至此,全局拦截问题解决,至于具体的Emoji过滤,接下来讨论。
2、字符串过滤Emoji
和大多数人同样,在解决这个问题时,百度谷歌bing一通搜索,找到了不少种解决方案,可实际效果都不尽人意,Emoji这问题比想象中要麻烦的多。
作以前作下简单扫盲,Emoji来源就很少说了,只要知道在某个版本的Unicode编码中加入了Emoji,而且不是放一块的,也就说在Unicode编码中,Emoji的地址没有规律可寻,那只能去硬匹配,可Emoji数量几百上千,这一个个去匹配实在太蠢了,咱得缩小匹配范围。
相信如今你们都用的UTF8编码,这是一种变长编码,提到变长,那确定会有一个描述头,几个内容体,UTF8是同样的。

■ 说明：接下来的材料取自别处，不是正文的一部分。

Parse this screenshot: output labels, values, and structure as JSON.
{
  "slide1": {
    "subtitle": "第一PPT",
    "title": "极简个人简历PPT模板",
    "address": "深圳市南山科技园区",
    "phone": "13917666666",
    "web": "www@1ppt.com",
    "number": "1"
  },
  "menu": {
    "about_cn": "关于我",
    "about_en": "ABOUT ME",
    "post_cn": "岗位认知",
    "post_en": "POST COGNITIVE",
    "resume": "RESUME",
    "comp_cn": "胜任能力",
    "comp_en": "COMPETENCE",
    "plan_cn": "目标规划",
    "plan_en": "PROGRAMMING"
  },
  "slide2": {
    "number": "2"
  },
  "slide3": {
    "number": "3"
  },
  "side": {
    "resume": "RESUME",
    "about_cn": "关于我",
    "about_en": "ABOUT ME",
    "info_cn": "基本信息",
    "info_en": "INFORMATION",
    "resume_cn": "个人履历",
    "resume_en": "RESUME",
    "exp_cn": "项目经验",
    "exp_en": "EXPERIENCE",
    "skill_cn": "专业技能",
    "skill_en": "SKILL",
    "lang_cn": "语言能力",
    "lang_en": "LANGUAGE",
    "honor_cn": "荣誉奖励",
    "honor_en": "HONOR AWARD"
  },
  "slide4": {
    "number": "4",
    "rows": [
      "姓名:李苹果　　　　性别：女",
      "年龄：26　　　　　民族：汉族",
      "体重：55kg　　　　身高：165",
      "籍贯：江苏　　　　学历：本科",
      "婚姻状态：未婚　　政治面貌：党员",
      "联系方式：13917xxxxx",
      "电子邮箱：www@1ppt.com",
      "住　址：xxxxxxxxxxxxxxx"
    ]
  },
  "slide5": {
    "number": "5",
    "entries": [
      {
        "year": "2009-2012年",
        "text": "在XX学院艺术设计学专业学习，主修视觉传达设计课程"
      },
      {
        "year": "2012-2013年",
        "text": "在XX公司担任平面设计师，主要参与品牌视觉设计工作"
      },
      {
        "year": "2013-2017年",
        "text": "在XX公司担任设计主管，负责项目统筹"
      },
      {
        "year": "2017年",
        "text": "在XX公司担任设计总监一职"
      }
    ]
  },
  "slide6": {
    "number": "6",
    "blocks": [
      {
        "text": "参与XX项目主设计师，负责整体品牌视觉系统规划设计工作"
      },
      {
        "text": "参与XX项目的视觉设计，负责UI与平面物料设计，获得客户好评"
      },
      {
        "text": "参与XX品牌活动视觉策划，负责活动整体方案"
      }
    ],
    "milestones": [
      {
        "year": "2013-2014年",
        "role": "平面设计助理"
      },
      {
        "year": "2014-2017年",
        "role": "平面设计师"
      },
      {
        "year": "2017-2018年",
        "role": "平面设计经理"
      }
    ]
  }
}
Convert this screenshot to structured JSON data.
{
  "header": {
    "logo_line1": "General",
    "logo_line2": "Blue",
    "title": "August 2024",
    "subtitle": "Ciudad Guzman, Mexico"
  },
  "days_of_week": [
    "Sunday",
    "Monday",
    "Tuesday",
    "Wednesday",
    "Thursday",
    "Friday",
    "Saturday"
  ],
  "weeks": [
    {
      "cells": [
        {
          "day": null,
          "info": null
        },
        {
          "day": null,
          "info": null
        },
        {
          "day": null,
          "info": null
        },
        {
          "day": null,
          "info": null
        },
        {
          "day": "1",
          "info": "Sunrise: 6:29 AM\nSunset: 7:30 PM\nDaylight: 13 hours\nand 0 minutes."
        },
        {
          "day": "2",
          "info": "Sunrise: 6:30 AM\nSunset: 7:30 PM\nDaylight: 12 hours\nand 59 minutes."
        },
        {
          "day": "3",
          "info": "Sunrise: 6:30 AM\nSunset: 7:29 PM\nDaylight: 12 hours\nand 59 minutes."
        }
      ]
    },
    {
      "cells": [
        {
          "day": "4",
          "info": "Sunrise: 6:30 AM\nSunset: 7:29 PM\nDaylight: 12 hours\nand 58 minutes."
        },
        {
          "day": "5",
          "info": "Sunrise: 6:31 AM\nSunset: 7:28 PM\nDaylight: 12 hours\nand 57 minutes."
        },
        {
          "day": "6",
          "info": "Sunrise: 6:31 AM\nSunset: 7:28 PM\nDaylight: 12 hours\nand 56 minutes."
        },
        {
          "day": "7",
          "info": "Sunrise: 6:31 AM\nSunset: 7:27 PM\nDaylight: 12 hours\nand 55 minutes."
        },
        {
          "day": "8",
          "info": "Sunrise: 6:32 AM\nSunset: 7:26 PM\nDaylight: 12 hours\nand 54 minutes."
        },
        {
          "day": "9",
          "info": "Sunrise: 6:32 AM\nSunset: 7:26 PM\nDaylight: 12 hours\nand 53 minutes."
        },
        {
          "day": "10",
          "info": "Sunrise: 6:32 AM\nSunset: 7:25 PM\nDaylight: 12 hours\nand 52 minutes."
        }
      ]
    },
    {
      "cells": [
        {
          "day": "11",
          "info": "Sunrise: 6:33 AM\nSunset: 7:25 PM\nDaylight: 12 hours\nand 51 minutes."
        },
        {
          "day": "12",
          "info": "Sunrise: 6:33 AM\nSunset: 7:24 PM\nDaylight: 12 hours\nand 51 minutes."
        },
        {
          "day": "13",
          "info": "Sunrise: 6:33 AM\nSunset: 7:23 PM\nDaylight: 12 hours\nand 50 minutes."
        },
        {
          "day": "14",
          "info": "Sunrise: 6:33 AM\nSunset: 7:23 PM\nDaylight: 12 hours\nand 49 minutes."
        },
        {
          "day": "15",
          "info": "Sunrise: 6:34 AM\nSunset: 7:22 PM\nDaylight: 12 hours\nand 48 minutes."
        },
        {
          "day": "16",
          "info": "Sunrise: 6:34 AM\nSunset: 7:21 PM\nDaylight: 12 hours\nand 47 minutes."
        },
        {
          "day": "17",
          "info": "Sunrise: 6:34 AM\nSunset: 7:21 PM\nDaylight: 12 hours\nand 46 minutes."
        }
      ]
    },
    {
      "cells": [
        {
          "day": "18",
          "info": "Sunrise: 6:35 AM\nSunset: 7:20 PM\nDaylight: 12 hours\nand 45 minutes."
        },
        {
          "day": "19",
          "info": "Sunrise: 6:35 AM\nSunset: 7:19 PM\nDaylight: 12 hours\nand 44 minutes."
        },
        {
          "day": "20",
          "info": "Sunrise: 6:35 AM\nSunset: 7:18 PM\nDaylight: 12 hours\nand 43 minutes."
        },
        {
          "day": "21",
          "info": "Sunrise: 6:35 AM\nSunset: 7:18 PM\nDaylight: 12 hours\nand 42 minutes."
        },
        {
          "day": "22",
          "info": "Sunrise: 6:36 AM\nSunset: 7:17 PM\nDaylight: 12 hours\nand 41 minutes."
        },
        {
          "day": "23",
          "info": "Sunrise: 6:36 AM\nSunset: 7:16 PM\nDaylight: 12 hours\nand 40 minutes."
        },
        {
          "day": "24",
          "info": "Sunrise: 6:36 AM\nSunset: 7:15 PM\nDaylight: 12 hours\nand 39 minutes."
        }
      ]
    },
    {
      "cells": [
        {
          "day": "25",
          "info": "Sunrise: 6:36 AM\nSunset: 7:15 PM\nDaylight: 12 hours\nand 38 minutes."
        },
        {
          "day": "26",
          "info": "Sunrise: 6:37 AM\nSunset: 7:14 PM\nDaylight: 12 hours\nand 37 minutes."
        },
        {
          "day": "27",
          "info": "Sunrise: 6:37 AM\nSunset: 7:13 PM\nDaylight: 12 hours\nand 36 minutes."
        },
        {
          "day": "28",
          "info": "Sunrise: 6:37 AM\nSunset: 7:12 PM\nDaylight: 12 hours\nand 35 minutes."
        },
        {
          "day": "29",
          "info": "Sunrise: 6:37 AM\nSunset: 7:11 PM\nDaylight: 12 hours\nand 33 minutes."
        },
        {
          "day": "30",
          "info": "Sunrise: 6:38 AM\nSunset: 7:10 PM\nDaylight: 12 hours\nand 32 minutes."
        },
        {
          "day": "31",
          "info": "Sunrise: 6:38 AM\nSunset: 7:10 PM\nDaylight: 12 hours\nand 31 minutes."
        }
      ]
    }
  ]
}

在一个字节中,若是第一个bit位是0,那么表明当前为单字节字符,0以后的7位bit为数据部分,表明在Unicode中的序号
对应的,若是第一位是1开头,表明是多字节字符,若是第二位是0,表明这个字节是多字节字符的数据字节,跟在头字节后面;若是前面有多个1,则几个1表明该字符有几个字节(包含当前字节),例如:
110xxxxx // 表明有两个字节,后面必定跟着一个10开头的数据字节 >>110xxxxx 10xxxxxx 1110xxxx // 表明有三个字节,后面跟着两个10开头的数据字节 >>1110xxxx 10xxxxxx 10xxxxxx
推理可知,Utf8中一个字符最长7个字节,其中数据位6个字节,其中Emoji在Unicode中分布在二、三、四、4+长度的地址中,其中长度为2的Emoji大部分是文字字符,这些咱们能够放行,四、4+的Emoji可所有过滤,而咱们可见文字基本都分部在3字节地址中,这里重点须要过滤3字节的Emoji(3字节的Emoji已经能够入库了,但为了统一体验,仍是须要过滤掉),幸运的是3字节的Emoji不是不少,硬匹配也算说得过去。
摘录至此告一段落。